“We’re so afraid of aging that we begin to devalue ourselves and others with each passing year,” Isabel Tom, an MPH graduate from the Department of Behavioral and Community Health, wrote. “The phrase '30 years old' incites panic. Seniors live in separate communities and barely interact with young people, while middle-aged people spend millions each year on anti-aging products.”
But what if we have it all wrong?
Tom has spent her life living with and serving older adults. With every job, she says she has come across new insights on the older generation and the value they add to our lives.
In March, she published The Value of Wrinkles: A Young Perspective on How Loving the Old Will Change Your Life, a book filled with professional and personal stories to inspire grandchildren and adult children to love the older adults in their lives more.

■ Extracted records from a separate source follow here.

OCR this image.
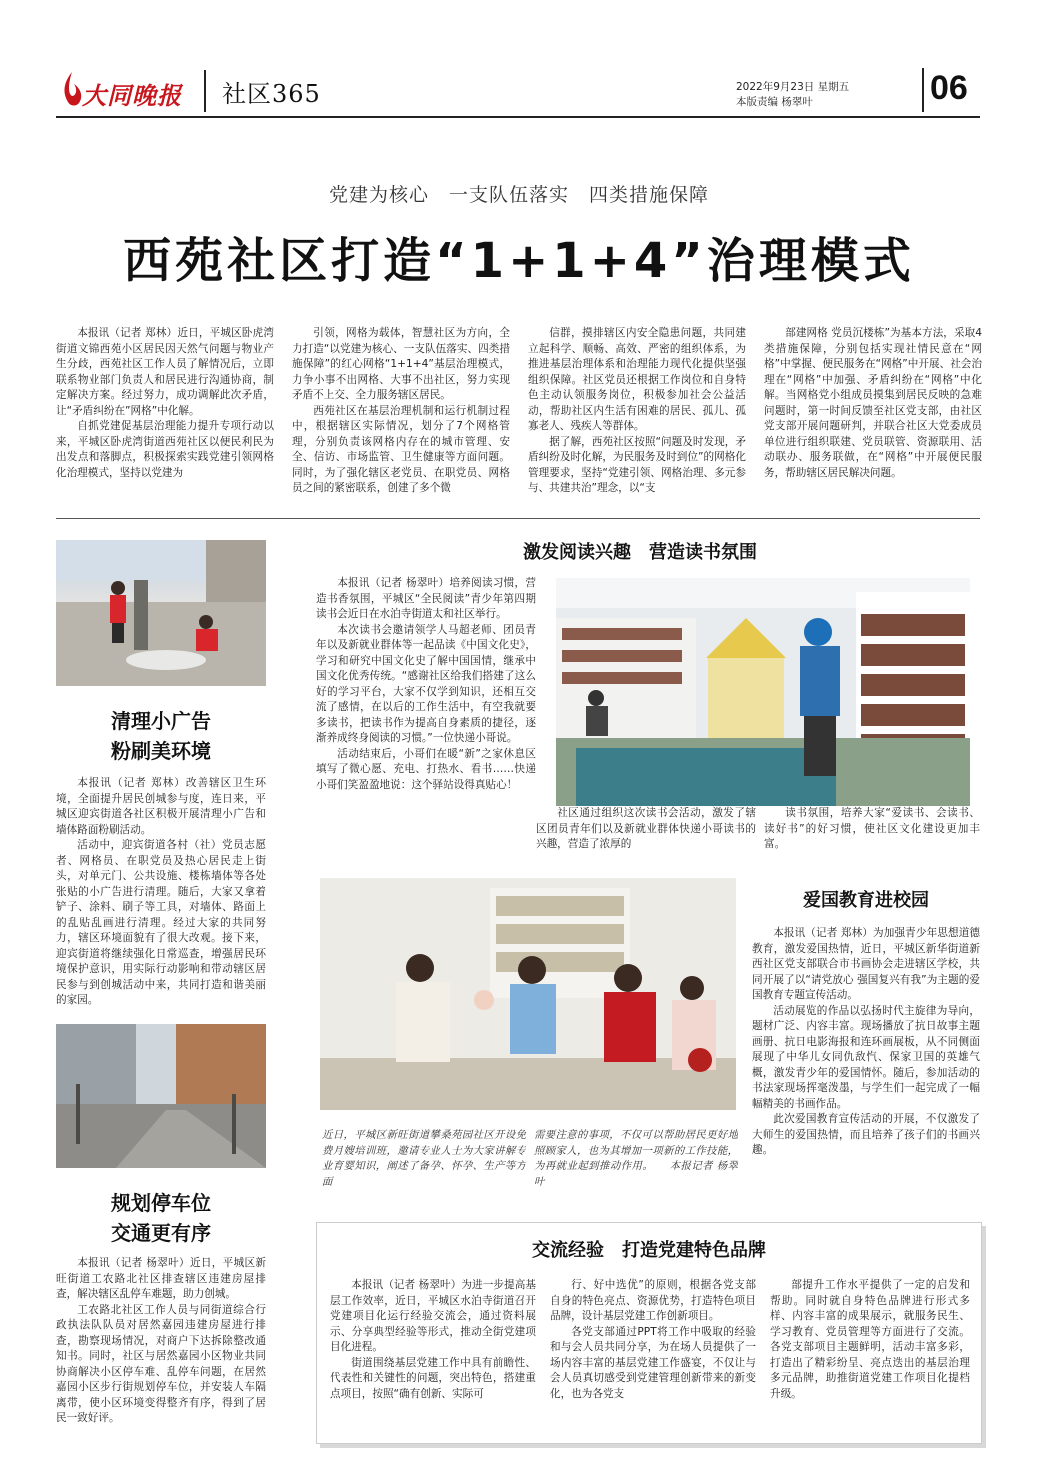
大同晚报 社区365	2022年9月23日 星期五
本版责编 杨翠叶	06
党建为核心　一支队伍落实　四类措施保障
西苑社区打造“1+1+4”治理模式

本报讯（记者 郑林）近日，平城区卧虎湾街道文锦西苑小区居民因天然气问题与物业产生分歧，西苑社区工作人员了解情况后，立即联系物业部门负责人和居民进行沟通协商，制定解决方案。经过努力，成功调解此次矛盾，让“矛盾纠纷在”网格”中化解。

自抓党建促基层治理能力提升专项行动以来，平城区卧虎湾街道西苑社区以便民利民为出发点和落脚点，积极探索实践党建引领网格化治理模式，坚持以党建为

引领，网格为载体，智慧社区为方向，全力打造“以党建为核心、一支队伍落实、四类措施保障”的红心网格“1+1+4”基层治理模式，力争小事不出网格、大事不出社区，努力实现矛盾不上交、全力服务辖区居民。

西苑社区在基层治理机制和运行机制过程中，根据辖区实际情况，划分了7个网格管理，分别负责该网格内存在的城市管理、安全、信访、市场监管、卫生健康等方面问题。同时，为了强化辖区老党员、在职党员、网格员之间的紧密联系，创建了多个微

信群，摸排辖区内安全隐患问题，共同建立起科学、顺畅、高效、严密的组织体系，为推进基层治理体系和治理能力现代化提供坚强组织保障。社区党员还根据工作岗位和自身特色主动认领服务岗位，积极参加社会公益活动，帮助社区内生活有困难的居民、孤儿、孤寡老人、残疾人等群体。

据了解，西苑社区按照“问题及时发现，矛盾纠纷及时化解，为民服务及时到位”的网格化管理要求，坚持“党建引领、网格治理、多元参与、共建共治”理念，以“支

部建网格 党员沉楼栋”为基本方法，采取4类措施保障，分别包括实现社情民意在“网格”中掌握、便民服务在“网格”中开展、社会治理在“网格”中加强、矛盾纠纷在“网格”中化解。当网格党小组成员摸集到居民反映的急难问题时，第一时间反馈至社区党支部，由社区党支部开展问题研判，并联合社区大党委成员单位进行组织联建、党员联管、资源联用、活动联办、服务联做，在“网格”中开展便民服务，帮助辖区居民解决问题。

清理小广告
粉刷美环境

本报讯（记者 郑林）改善辖区卫生环境，全面提升居民创城参与度，连日来，平城区迎宾街道各社区积极开展清理小广告和墙体路面粉刷活动。

活动中，迎宾街道各村（社）党员志愿者、网格员、在职党员及热心居民走上街头，对单元门、公共设施、楼栋墙体等各处张贴的小广告进行清理。随后，大家又拿着铲子、涂料、刷子等工具，对墙体、路面上的乱贴乱画进行清理。经过大家的共同努力，辖区环境面貌有了很大改观。接下来，迎宾街道将继续强化日常巡查，增强居民环境保护意识，用实际行动影响和带动辖区居民参与到创城活动中来，共同打造和谐美丽的家园。

规划停车位
交通更有序

本报讯（记者 杨翠叶）近日，平城区新旺街道工农路北社区排查辖区违建房屋排查，解决辖区乱停车难题，助力创城。

工农路北社区工作人员与同街道综合行政执法队队员对居然嘉园违建房屋进行排查，勘察现场情况，对商户下达拆除整改通知书。同时，社区与居然嘉园小区物业共同协商解决小区停车难、乱停车问题，在居然嘉园小区步行街规划停车位，并安装人车隔离带，使小区环境变得整齐有序，得到了居民一致好评。

激发阅读兴趣　营造读书氛围

本报讯（记者 杨翠叶）培养阅读习惯，营造书香氛围，平城区“全民阅读”青少年第四期读书会近日在水泊寺街道太和社区举行。

本次读书会邀请领学人马超老师、团员青年以及新就业群体等一起品读《中国文化史》，学习和研究中国文化史了解中国国情，继承中国文化优秀传统。“感谢社区给我们搭建了这么好的学习平台，大家不仅学到知识，还相互交流了感情，在以后的工作生活中，有空我就要多读书，把读书作为提高自身素质的捷径，逐渐养成终身阅读的习惯。”一位快递小哥说。

活动结束后，小哥们在暖“新”之家休息区填写了微心愿、充电、打热水、看书……快递小哥们笑盈盈地说：这个驿站设得真贴心！

社区通过组织这次读书会活动，激发了辖区团员青年们以及新就业群体快递小哥读书的兴趣，营造了浓厚的

读书氛围，培养大家“爱读书、会读书、读好书”的好习惯，使社区文化建设更加丰富。

近日，平城区新旺街道攀桑苑园社区开设免费月嫂培训班，邀请专业人士为大家讲解专业育婴知识，阐述了备孕、怀孕、生产等方面

需要注意的事项，不仅可以帮助居民更好地照顾家人，也为其增加一项新的工作技能，为再就业起到推动作用。　　本报记者 杨翠叶

爱国教育进校园

本报讯（记者 郑林）为加强青少年思想道德教育，激发爱国热情，近日，平城区新华街道新西社区党支部联合市书画协会走进辖区学校，共同开展了以“请党放心 强国复兴有我”为主题的爱国教育专题宣传活动。

活动展览的作品以弘扬时代主旋律为导向，题材广泛、内容丰富。现场播放了抗日故事主题画册、抗日电影海报和连环画展板，从不同侧面展现了中华儿女同仇敌忾、保家卫国的英雄气概，激发青少年的爱国情怀。随后，参加活动的书法家现场挥毫泼墨，与学生们一起完成了一幅幅精美的书画作品。

此次爱国教育宣传活动的开展，不仅激发了大师生的爱国热情，而且培养了孩子们的书画兴趣。

交流经验　打造党建特色品牌

本报讯（记者 杨翠叶）为进一步提高基层工作效率，近日，平城区水泊寺街道召开党建项目化运行经验交流会，通过资料展示、分享典型经验等形式，推动全街党建项目化进程。

街道围绕基层党建工作中具有前瞻性、代表性和关键性的问题，突出特色，搭建重点项目，按照“确有创新、实际可

行、好中选优”的原则，根据各党支部自身的特色亮点、资源优势，打造特色项目品牌，设计基层党建工作创新项目。

各党支部通过PPT将工作中吸取的经验和与会人员共同分享，为在场人员提供了一场内容丰富的基层党建工作盛宴，不仅让与会人员真切感受到党建管理创新带来的新变化，也为各党支

部提升工作水平提供了一定的启发和帮助。同时就自身特色品牌进行形式多样、内容丰富的成果展示，就服务民生、学习教育、党员管理等方面进行了交流。各党支部项目主题鲜明，活动丰富多彩，打造出了精彩纷呈、亮点迭出的基层治理多元品牌，助推街道党建工作项目化提档升级。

“When my grandma passed away, I felt so blessed to have spent my entire life with her,” Tom said. “She was 102, I was 35 and I considered her one of my best girl friends.”
During her time at UMD completing a Master of Public Health (MPH), Tom worked on "Developing an aging curriculum for children”— her MPH project —with Professor Kerry Green.
“Surprisingly, my passion for serving older adults has only grown since grad school,” Tom said. “I believe my book can be a powerful tool to educate and inspire students to appreciate the older generation.”
Jarmin Yeh, program evaluator and researcher at the Institute for Health & Aging says that the book is good for use in the classroom, as it brings a cultural lens to aging as well.
“The language is simple, the message is clear, and Isabel humanizes the aging experience, which is refreshing in a field that heavily medicalizes aging,” Yeh said.
Tom says the book is for anyone who wants to create a stronger bond between themselves and the older people in their lives.
“After reading my book, I really believe you will never think of old people the same,” Tom said.